There was some really interesting research at the HFES 2007 meeting in Baltimore that took place at the beginning of October. I actually commuted Monday-Thursday to Baltimore from Washington, D.C. - an hour trip each way. It was exhausting, so I don’t know how fully cognizant I was during a lot of the talks. But here is what I can remember that I found interesting:
- Meta-information: This was a panel discussion about displaying “information about information” - meta-information. This was especially interesting to me because the person I’ll be working with at the Naval Undersea Warfare Center, Dr. Susan Kirschenbaum, does a lot with how to display uncertainty information on submarines. All information about the environment comes in to submariners via computer. The information may not always be 100% accurate. If the computer is able to determine how it is uncertain about a reading or decision, how best to display that to the user?

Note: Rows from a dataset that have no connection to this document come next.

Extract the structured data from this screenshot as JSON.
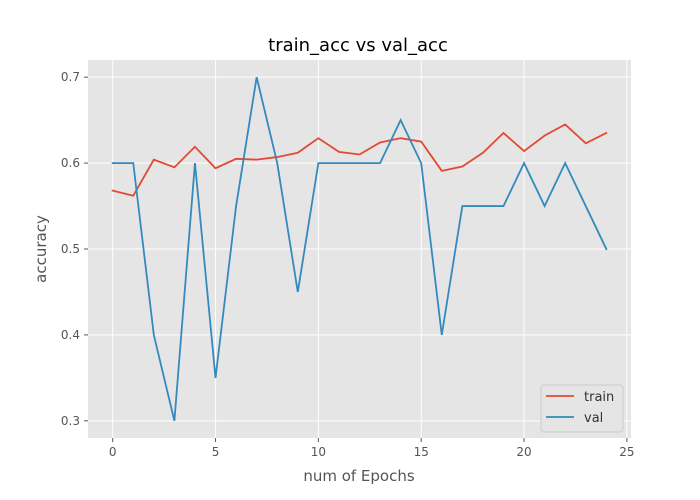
{
  "chart_data": {
    "type": "line",
    "title": "train_acc vs val_acc",
    "xlabel": "num of Epochs",
    "ylabel": "accuracy",
    "x": [
      0,
      1,
      2,
      3,
      4,
      5,
      6,
      7,
      8,
      9,
      10,
      11,
      12,
      13,
      14,
      15,
      16,
      17,
      18,
      19,
      20,
      21,
      22,
      23,
      24
    ],
    "xticks": [
      0,
      5,
      10,
      15,
      20,
      25
    ],
    "yticks": [
      0.3,
      0.4,
      0.5,
      0.6,
      0.7
    ],
    "xlim": [
      -1.2,
      25.2
    ],
    "ylim": [
      0.28,
      0.72
    ],
    "grid": true,
    "legend_position": "lower right",
    "series": [
      {
        "name": "train",
        "color": "#E24A33",
        "values": [
          0.568,
          0.562,
          0.604,
          0.595,
          0.619,
          0.594,
          0.605,
          0.604,
          0.607,
          0.612,
          0.629,
          0.613,
          0.61,
          0.624,
          0.629,
          0.625,
          0.591,
          0.596,
          0.612,
          0.635,
          0.614,
          0.632,
          0.645,
          0.623,
          0.635
        ]
      },
      {
        "name": "val",
        "color": "#348ABD",
        "values": [
          0.6,
          0.6,
          0.4,
          0.3,
          0.6,
          0.35,
          0.55,
          0.7,
          0.6,
          0.45,
          0.6,
          0.6,
          0.6,
          0.6,
          0.65,
          0.6,
          0.4,
          0.55,
          0.55,
          0.55,
          0.6,
          0.55,
          0.6,
          0.55,
          0.5
        ]
      }
    ]
  }
}
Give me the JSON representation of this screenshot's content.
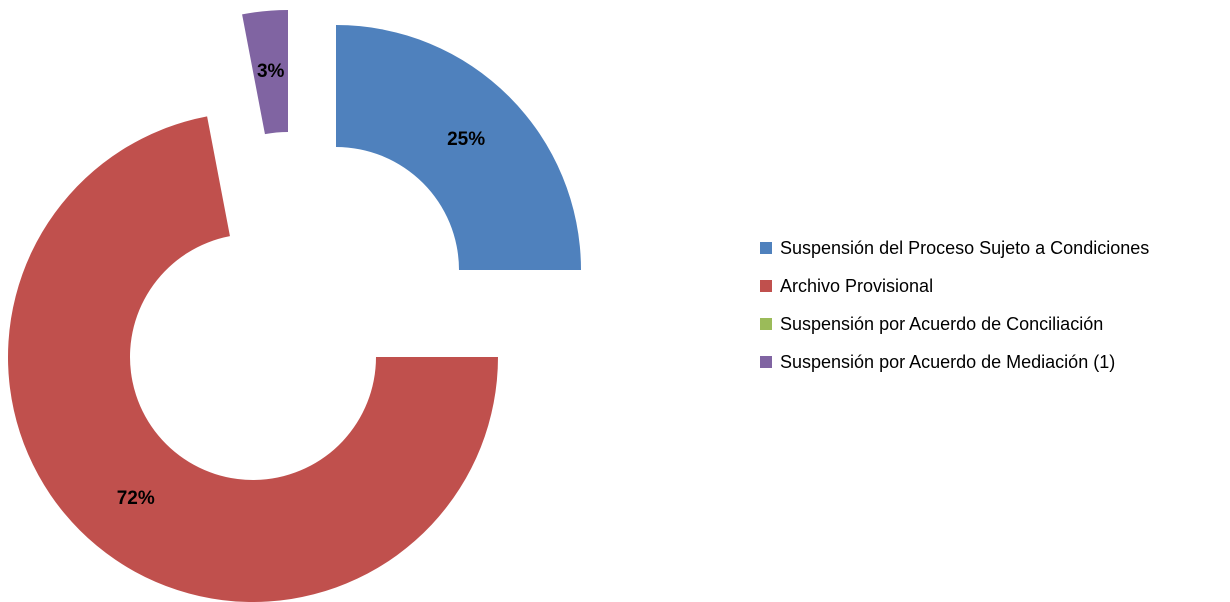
{
  "chart_data": {
    "type": "donut",
    "categories": [
      "Suspensión del Proceso Sujeto a Condiciones",
      "Archivo Provisional",
      "Suspensión por Acuerdo de Conciliación",
      "Suspensión por Acuerdo de Mediación (1)"
    ],
    "values": [
      25,
      72,
      0,
      3
    ],
    "value_labels": [
      "25%",
      "72%",
      null,
      "3%"
    ],
    "colors": [
      "#4f81bd",
      "#c0504d",
      "#9bbb59",
      "#8064a2"
    ],
    "legend": "right"
  }
}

- Visual displays: This was a great session because so much of the research relied on basic visual attention principles that I research. This was all applied - mostly towards aviation, though there was a talk on taxicab drivers. Factors like clutter, salience, and distraction were all mentioned as speakers discussed the next generation transportation displays.
- Neuroergonomics: This was another panel discussion led by George Mason’s own Dr. Raja Parasuraman. His goal is to use neuroscience research to inform the design and usability of complex systems. Human factors has been using behavioral data from cognition studies, and the next step is to use neuroimaging data to continue to inform design principles. The talks were heavily geared towards neuroscience, but it did have some great implications for movement perception, navigation, individual differences, and other important human factors topics.
- Augmented Cognition: Neuroergonomics is in contrast to a movement called Augmented Cognition, which is all about using real-time neuroimaging data (mostly EEG) to determine workload. It’s not a bad goal, but (A) I saw a lot of the Augmented Cognition talks, and they’re really far away from any reasonable implementation (B) Are drivers going to have to don their EEG helmet before driving? Just military? How convenient can you make it? (C) They’re still working on the real-time estimation of workload. The next question that they haven’t tackled is: then what? How do you change a system to adapt to that workload? That may be the hardest part.
Overall, it was a worthwhile conference for me to attend. I was glad to learn about the kinds of research that goes on in the human factors field, and what the “cutting-edge” is!